Extract

Stève Sainlaude has written an important book that anyone interested in the foreign relations of the American Civil War era must read and ponder. France and the American Civil War: A Diplomatic History is impressively researched in informative and under-utilized sources, resolutely analytical, forcefully argued, and lucidly written. By probing the motives, objectives, and actions of Emperor Napoleon III and his government, Sainlaude illuminates the process by which French foreign policies were formulated and implemented and explains why France remained neutral and chose not to intervene in the epic North American conflict.

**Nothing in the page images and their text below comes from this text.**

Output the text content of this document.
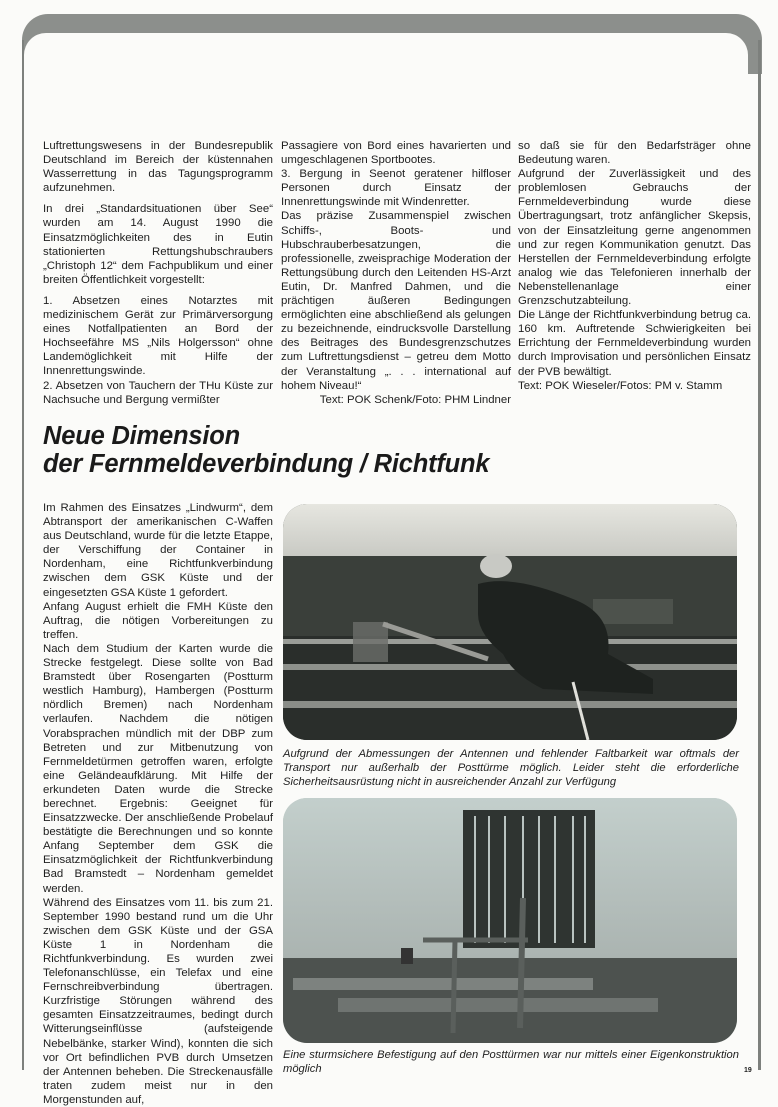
Luftrettungswesens in der Bundesrepublik Deutschland im Bereich der küstennahen Wasserrettung in das Tagungsprogramm aufzunehmen.

In drei „Standardsituationen über See“ wurden am 14. August 1990 die Einsatzmöglichkeiten des in Eutin stationierten Rettungshubschraubers „Christoph 12“ dem Fachpublikum und einer breiten Öffentlichkeit vorgestellt:

1. Absetzen eines Notarztes mit medizinischem Gerät zur Primärversorgung eines Notfallpatienten an Bord der Hochseefähre MS „Nils Holgersson“ ohne Landemöglichkeit mit Hilfe der Innenrettungswinde.

2. Absetzen von Tauchern der THu Küste zur Nachsuche und Bergung vermißter

Passagiere von Bord eines havarierten und umgeschlagenen Sportbootes.

3. Bergung in Seenot geratener hilfloser Personen durch Einsatz der Innenrettungswinde mit Windenretter.

Das präzise Zusammenspiel zwischen Schiffs-, Boots- und Hubschrauberbesatzungen, die professionelle, zweisprachige Moderation der Rettungsübung durch den Leitenden HS-Arzt Eutin, Dr. Manfred Dahmen, und die prächtigen äußeren Bedingungen ermöglichten eine abschließend als gelungen zu bezeichnende, eindrucksvolle Darstellung des Beitrages des Bundesgrenzschutzes zum Luftrettungsdienst – getreu dem Motto der Veranstaltung „. . . international auf hohem Niveau!“

Text: POK Schenk/Foto: PHM Lindner

so daß sie für den Bedarfsträger ohne Bedeutung waren.

Aufgrund der Zuverlässigkeit und des problemlosen Gebrauchs der Fernmeldeverbindung wurde diese Übertragungsart, trotz anfänglicher Skepsis, von der Einsatzleitung gerne angenommen und zur regen Kommunikation genutzt. Das Herstellen der Fernmeldeverbindung erfolgte analog wie das Telefonieren innerhalb der Nebenstellenanlage einer Grenzschutzabteilung.

Die Länge der Richtfunkverbindung betrug ca. 160 km. Auftretende Schwierigkeiten bei Errichtung der Fernmeldeverbindung wurden durch Improvisation und persönlichen Einsatz der PVB bewältigt.

Text: POK Wieseler/Fotos: PM v. Stamm

Neue Dimension
der Fernmeldeverbindung / Richtfunk

Im Rahmen des Einsatzes „Lindwurm“, dem Abtransport der amerikanischen C-Waffen aus Deutschland, wurde für die letzte Etappe, der Verschiffung der Container in Nordenham, eine Richtfunkverbindung zwischen dem GSK Küste und der eingesetzten GSA Küste 1 gefordert.

Anfang August erhielt die FMH Küste den Auftrag, die nötigen Vorbereitungen zu treffen.

Nach dem Studium der Karten wurde die Strecke festgelegt. Diese sollte von Bad Bramstedt über Rosengarten (Postturm westlich Hamburg), Hambergen (Postturm nördlich Bremen) nach Nordenham verlaufen. Nachdem die nötigen Vorabsprachen mündlich mit der DBP zum Betreten und zur Mitbenutzung von Fernmeldetürmen getroffen waren, erfolgte eine Geländeaufklärung. Mit Hilfe der erkundeten Daten wurde die Strecke berechnet. Ergebnis: Geeignet für Einsatzzwecke. Der anschließende Probelauf bestätigte die Berechnungen und so konnte Anfang September dem GSK die Einsatzmöglichkeit der Richtfunkverbindung Bad Bramstedt – Nordenham gemeldet werden.

Während des Einsatzes vom 11. bis zum 21. September 1990 bestand rund um die Uhr zwischen dem GSK Küste und der GSA Küste 1 in Nordenham die Richtfunkverbindung. Es wurden zwei Telefonanschlüsse, ein Telefax und eine Fernschreibverbindung übertragen. Kurzfristige Störungen während des gesamten Einsatzzeitraumes, bedingt durch Witterungseinflüsse (aufsteigende Nebelbänke, starker Wind), konnten die sich vor Ort befindlichen PVB durch Umsetzen der Antennen beheben. Die Streckenausfälle traten zudem meist nur in den Morgenstunden auf,

Aufgrund der Abmessungen der Antennen und fehlender Faltbarkeit war oftmals der Transport nur außerhalb der Posttürme möglich. Leider steht die erforderliche Sicherheitsausrüstung nicht in ausreichender Anzahl zur Verfügung
Eine sturmsichere Befestigung auf den Posttürmen war nur mittels einer Eigenkonstruktion möglich	19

Sainlaude contends that French foreign policies were ultimately derived from a realistic assessment of the nation’s interests rather than from “sympathy” for either the United States or the Confederacy (98). Ironically, Napoleon often based his foreign policies on “fanciful ideas—if not daydreams” (5). The emperor’s tendency to favor the South over the North ostensibly aligned with his “Grand Design” to promote monarchy versus representative government, to advance Catholicism and a “Latin bloc” over “Anglo-Saxon Protestantism,” and to prevent further U.S. territorial expansion into Mexico and the Caribbean Basin (110–111). To further these objectives, he intervened militarily in Mexico in 1861 and subsequently imposed Maximilian of Habsburg, an Austrian prince, as the emperor of Mexico. Accepting at face value the Confederacy’s renunciation of its pre–Civil War expansionist tendencies, Napoleon viewed southern independence and a weakened United States as crucial to the success of his Mexican project. However, by 1865, the Grand Design proved to be a classic example of unrealistic foreign policy overreach. Before this became clear, Napoleon persistently favored French diplomatic recognition of the South, repeatedly sought to mediate the American conflict on southern terms, encouraged the South to build a navy in France, and even considered the use of force to break the North’s naval blockade of the Confederate coast.